Entonces capturé el brillo que esmaltaba sus ojos, me contemplé a una luz anaranjada y tibia, y rescaté a la vez frío y calor, cálculo y deseo, y el premio consistió en ganar quince años de un golpe, todos esos años que había perdido por las esquinas de mi vida volvieron a mí, y yo volví a tener diecinueve años, porque me puse tan nerviosa que dejé escapar una risita histérica al mismo tiempo que derribaba la copa del agua con un gesto incontrolado de la mano izquierda y mi servilleta caía al suelo, incapaz de mantenerse en equilibrio sobre un frenético juego de piernas.

—¿Compartirías conmigo un postre? —le pregunté al final.

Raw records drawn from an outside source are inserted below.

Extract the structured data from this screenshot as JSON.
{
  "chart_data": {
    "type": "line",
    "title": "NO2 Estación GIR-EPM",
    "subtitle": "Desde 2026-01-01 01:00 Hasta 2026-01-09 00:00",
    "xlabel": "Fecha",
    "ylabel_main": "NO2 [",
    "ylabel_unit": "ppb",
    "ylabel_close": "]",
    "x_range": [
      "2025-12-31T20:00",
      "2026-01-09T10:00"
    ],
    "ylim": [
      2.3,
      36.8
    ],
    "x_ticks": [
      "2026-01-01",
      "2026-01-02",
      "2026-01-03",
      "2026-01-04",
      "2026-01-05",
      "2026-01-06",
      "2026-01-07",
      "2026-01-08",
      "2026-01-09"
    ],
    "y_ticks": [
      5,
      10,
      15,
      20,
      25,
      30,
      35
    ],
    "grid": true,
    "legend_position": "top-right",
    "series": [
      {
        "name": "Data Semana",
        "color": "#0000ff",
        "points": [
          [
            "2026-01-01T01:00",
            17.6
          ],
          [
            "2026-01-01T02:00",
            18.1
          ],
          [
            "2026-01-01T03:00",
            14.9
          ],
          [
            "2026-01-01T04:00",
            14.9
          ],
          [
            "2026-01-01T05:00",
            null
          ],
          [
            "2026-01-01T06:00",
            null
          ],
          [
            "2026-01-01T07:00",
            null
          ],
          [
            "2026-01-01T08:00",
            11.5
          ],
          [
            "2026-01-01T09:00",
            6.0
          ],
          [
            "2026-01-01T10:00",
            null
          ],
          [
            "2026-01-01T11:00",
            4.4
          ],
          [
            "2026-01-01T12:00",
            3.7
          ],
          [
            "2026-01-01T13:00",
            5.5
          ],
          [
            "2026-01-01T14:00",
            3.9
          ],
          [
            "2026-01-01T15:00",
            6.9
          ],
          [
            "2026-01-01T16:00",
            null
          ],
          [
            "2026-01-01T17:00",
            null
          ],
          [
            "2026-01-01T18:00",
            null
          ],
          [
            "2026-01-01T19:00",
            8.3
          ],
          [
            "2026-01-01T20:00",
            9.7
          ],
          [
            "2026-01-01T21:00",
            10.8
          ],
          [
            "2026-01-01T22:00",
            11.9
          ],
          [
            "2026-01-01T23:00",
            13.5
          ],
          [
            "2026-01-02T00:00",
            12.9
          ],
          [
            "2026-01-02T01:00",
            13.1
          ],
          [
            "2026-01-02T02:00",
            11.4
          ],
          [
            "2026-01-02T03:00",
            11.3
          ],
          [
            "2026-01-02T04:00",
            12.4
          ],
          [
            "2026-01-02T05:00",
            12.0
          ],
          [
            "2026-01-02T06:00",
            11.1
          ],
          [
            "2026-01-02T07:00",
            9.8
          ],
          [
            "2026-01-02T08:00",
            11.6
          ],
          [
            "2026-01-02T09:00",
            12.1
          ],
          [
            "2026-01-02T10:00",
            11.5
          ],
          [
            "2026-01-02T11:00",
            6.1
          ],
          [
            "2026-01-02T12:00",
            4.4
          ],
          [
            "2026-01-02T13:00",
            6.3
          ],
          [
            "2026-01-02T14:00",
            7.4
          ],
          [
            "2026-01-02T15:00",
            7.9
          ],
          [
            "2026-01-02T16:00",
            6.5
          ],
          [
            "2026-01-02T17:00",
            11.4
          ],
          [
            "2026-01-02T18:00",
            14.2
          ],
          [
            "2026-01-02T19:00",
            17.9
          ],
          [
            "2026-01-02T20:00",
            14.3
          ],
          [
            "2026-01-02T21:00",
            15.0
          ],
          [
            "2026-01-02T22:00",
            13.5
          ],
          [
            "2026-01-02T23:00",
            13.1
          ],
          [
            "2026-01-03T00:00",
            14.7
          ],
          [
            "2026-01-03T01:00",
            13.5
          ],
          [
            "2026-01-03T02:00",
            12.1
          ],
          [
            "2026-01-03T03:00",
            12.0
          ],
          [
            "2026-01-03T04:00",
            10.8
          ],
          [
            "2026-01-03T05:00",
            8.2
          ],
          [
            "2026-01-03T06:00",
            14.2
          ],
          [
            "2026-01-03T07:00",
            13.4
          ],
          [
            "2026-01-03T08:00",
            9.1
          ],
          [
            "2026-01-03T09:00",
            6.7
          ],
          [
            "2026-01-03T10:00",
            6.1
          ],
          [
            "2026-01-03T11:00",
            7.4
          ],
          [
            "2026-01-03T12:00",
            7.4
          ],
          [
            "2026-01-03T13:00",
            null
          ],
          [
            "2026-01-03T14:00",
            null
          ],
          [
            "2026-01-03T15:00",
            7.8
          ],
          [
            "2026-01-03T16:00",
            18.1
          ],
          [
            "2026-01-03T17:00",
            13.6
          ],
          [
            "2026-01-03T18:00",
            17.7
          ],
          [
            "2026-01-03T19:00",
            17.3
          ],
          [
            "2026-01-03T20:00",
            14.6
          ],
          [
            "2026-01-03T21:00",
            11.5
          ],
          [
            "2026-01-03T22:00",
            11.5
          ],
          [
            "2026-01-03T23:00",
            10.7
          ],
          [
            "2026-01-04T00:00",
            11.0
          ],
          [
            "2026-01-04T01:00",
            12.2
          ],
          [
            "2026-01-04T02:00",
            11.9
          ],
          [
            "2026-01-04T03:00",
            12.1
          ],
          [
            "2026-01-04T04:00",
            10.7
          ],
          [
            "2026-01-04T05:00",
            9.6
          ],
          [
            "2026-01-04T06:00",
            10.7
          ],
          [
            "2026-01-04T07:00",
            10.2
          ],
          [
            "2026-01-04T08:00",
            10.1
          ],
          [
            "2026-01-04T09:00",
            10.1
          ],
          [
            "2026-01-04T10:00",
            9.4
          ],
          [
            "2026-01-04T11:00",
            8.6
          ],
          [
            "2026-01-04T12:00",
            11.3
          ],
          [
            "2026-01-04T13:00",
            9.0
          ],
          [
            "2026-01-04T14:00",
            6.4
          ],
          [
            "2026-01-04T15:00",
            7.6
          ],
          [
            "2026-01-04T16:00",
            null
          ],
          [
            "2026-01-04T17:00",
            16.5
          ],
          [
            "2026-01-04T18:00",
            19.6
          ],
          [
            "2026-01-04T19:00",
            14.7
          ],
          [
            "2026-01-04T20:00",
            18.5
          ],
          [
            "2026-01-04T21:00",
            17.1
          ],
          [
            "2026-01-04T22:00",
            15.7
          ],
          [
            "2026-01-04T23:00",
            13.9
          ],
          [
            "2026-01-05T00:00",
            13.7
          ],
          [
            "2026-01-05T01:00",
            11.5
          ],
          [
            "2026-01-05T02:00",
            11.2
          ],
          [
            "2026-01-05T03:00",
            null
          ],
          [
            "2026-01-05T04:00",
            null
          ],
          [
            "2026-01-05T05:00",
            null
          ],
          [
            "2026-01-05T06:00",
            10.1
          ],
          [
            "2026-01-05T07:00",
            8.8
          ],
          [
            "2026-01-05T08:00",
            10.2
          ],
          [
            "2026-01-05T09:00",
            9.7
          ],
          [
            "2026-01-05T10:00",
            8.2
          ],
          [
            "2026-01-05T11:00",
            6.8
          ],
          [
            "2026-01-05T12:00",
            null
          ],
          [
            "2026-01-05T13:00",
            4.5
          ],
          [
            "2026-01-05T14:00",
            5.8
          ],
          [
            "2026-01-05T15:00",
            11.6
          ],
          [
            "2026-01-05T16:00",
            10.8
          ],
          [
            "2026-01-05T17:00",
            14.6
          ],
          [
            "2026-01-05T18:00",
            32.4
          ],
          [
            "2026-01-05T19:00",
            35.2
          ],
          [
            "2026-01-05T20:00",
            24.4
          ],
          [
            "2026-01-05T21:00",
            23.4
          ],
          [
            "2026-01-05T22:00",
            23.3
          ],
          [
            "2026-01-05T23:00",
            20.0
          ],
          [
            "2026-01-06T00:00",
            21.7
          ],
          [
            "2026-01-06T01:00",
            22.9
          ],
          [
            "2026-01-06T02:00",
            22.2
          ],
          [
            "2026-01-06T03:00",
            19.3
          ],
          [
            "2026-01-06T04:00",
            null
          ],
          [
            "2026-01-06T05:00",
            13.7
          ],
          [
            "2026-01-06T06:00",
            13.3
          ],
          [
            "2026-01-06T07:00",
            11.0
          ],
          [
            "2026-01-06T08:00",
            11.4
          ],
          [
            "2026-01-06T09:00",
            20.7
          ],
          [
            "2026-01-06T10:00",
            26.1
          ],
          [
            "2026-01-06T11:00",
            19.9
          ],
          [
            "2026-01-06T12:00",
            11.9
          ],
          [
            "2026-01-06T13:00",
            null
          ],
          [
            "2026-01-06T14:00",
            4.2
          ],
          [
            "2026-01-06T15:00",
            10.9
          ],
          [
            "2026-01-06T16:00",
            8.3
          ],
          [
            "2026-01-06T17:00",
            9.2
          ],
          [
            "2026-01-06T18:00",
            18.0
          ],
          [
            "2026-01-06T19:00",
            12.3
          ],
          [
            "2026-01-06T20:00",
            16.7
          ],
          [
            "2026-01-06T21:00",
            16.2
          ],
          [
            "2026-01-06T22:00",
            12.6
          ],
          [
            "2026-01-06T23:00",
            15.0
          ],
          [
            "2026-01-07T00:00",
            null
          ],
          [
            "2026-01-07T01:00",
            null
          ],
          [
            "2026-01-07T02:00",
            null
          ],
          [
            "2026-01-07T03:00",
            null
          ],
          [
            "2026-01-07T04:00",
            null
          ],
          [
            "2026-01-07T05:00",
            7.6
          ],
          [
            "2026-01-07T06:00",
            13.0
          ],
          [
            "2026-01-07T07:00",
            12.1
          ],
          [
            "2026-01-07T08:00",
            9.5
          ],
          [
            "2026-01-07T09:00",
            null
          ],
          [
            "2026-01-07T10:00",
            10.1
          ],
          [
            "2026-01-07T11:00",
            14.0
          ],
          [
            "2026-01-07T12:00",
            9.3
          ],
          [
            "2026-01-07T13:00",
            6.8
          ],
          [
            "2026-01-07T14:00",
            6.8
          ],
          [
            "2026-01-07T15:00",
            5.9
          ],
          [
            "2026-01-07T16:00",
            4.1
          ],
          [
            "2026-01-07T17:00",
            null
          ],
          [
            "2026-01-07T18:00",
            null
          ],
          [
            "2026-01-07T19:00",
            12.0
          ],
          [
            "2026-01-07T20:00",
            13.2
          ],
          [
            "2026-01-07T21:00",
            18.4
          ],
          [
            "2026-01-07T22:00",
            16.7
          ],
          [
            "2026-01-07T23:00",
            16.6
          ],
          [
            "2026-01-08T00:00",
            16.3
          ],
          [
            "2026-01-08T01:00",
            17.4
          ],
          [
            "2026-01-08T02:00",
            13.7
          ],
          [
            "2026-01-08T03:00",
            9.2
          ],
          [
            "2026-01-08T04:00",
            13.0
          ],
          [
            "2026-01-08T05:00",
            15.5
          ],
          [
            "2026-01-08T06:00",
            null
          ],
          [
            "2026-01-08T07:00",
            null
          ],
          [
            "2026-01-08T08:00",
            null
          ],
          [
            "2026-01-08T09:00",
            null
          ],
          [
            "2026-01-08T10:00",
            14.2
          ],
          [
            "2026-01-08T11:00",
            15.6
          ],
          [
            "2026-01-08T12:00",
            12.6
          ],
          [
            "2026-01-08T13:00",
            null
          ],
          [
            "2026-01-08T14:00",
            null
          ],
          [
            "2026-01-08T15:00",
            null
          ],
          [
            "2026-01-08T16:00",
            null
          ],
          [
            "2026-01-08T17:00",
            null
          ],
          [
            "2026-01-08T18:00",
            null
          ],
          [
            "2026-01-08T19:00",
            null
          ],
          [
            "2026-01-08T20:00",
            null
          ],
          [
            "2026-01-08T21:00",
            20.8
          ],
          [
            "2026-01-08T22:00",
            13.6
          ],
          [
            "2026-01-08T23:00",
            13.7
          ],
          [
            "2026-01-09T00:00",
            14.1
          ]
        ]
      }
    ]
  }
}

—Y más cosas —me contestó.

Cuando el avión de Swissair aterrizó en Barajas cuatro días más tarde, cumpliendo escrupulosamente con el horario previsto, nada me hacía suponer que la mujer que salió del avión por la puerta trasera de los fumadores, se empotró en un autobús abarrotado, esperó pacientemente el penúltimo equipaje, y se encontró después con que nadie había venido a recogerla, fuera distinta de la que había completado todas las etapas de un proceso estrictamente inverso noventa y seis horas antes. Me sentía eufórica, desde luego, porque había ligado, y ligar es casi lo mejor que le puede pasar a una en la vida si luego todo lo demás sale bien, y en Lucerna había salido bien hasta lo más difícil, pero si hubiera podido contárselo todo a algún amigo íntimo, y él, o ella, me hubiera preguntado en aquel exacto momento si estaba colgada, yo habría contestado que no, y habría sido sincera.